Thursday, January 27, 2022 @ 6:00 pm - 8:00 pm

SECCA's Throughlines Book Club is open to the public. The book club reads primarily contemporary fiction and memoir, exploring how such works speak to (or against) our understanding of what it means to be human, how language shapes our reality, and how technology affects our relationships. The club meets regularly at the Southeastern Center for Contemporary Art (SECCA) in Winston-Salem.

For our next meetup, we'll be discussing Yoko Ogawa's "The Memory Police". The discussion will be led by Bill Carpenter, SECCA's Executive Director.

Support our local book store by purchasing the book from Bookmarks, available here. Book club members, make sure to mention SECCA's book club when checking out in-store at Bookmarks to get 20% off your book club purchase!
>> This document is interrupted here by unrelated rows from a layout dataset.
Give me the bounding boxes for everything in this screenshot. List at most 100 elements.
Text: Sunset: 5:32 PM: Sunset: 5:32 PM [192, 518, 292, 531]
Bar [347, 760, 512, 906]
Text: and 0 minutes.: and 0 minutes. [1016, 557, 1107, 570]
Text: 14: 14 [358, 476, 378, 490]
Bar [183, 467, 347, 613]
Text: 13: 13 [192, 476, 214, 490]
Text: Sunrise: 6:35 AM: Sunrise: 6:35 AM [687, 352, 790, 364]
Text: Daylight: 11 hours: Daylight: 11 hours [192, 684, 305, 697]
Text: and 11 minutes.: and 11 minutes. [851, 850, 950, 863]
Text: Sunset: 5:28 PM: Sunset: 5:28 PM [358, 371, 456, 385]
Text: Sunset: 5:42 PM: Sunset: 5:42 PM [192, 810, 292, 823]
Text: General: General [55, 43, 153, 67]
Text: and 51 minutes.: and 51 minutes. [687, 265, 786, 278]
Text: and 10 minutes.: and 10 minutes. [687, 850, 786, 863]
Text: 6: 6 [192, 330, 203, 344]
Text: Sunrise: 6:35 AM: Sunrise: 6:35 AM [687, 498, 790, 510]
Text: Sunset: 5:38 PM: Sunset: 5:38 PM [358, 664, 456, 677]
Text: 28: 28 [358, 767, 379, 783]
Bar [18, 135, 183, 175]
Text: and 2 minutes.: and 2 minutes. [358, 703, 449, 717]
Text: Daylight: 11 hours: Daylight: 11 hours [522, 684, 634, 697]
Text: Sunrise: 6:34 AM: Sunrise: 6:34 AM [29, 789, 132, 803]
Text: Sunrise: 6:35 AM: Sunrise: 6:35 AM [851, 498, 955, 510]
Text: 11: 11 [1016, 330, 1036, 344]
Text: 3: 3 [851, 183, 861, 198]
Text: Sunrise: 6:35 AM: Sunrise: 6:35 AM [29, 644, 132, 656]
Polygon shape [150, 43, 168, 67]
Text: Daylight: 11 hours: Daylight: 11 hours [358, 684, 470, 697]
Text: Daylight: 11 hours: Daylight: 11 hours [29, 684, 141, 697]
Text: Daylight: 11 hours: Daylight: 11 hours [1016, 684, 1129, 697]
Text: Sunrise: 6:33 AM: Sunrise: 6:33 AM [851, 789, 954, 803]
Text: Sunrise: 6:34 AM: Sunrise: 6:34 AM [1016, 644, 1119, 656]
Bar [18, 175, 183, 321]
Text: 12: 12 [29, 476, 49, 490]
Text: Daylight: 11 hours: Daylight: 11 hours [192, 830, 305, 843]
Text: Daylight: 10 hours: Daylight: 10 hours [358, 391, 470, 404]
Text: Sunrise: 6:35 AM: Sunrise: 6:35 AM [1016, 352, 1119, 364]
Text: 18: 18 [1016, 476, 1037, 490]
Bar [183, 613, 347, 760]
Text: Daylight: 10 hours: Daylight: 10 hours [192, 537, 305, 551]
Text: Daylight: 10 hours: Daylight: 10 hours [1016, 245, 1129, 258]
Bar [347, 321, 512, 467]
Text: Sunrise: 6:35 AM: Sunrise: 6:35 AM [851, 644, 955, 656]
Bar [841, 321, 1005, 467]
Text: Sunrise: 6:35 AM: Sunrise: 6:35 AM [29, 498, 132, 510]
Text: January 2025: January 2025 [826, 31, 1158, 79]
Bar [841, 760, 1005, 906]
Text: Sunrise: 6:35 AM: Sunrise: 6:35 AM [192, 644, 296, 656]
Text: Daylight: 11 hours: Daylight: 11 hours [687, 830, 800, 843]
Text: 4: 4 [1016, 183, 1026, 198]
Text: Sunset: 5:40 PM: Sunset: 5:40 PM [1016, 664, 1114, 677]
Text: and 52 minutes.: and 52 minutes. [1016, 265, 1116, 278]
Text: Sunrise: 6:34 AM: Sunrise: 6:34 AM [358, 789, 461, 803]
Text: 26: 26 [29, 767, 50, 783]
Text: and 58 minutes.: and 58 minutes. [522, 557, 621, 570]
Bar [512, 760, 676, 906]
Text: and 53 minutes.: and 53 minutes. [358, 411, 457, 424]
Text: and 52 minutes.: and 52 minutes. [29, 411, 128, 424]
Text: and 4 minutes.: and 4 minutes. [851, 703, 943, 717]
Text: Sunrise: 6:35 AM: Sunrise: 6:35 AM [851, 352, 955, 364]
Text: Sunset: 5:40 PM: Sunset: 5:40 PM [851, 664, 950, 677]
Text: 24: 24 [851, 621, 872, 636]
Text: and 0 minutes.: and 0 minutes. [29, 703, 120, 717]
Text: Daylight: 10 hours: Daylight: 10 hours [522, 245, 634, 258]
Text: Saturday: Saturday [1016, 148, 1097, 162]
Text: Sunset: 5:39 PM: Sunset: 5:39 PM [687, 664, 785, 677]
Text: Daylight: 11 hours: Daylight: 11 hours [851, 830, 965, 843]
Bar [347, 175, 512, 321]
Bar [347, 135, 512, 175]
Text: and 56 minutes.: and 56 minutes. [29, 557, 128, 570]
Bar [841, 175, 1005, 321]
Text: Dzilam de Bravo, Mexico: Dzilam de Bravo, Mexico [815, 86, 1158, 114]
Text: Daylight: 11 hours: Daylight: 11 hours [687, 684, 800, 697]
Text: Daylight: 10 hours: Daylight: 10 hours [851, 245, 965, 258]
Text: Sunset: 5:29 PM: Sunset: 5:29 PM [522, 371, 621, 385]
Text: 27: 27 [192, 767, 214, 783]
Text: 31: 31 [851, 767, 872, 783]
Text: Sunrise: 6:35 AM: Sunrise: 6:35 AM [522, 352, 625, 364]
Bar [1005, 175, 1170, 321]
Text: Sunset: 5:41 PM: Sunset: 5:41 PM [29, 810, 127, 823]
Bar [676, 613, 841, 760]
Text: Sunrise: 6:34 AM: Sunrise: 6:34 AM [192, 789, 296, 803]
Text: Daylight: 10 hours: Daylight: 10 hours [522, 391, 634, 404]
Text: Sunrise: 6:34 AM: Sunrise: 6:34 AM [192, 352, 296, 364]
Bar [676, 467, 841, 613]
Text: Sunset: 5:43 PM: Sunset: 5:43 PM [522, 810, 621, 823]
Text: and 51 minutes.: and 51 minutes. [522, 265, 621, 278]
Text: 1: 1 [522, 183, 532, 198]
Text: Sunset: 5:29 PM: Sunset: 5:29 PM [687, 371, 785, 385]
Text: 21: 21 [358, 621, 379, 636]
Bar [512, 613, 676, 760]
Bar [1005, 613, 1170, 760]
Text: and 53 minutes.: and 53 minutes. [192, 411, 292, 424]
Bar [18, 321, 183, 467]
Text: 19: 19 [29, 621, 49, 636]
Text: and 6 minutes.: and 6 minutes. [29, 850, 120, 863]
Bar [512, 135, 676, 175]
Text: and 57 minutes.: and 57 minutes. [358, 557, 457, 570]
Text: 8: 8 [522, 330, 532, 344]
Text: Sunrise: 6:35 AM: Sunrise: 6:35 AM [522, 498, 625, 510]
For online orders, use discount code "20SECCA".

Throughlines is a new series of discussions, workshops, and performances that explore issues important to our communities through the power of invention and conversation. Join us and take part as we diverge from the beaten path to seek out fresh ideas.


A finalist for the International Booker Prize and the National Book Award, "The Memory Police" is A haunting Orwellian novel about the terrors of state surveillance, from the acclaimed author of "The Housekeeper and the Professor."

On an unnamed island, objects are disappearing: first hats, then ribbons, birds, roses. . . . Most of the inhabitants are oblivious to these changes, while those few able to recall the lost objects live in fear of the draconian Memory Police, who are committed to ensuring that what has disappeared remains forgotten. When a young writer discovers that her editor is in danger, she concocts a plan to hide him beneath her floorboards, and together they cling to her writing as the last way of preserving the past. Powerful and provocative, "The Memory Police" is a stunning novel about the trauma of loss.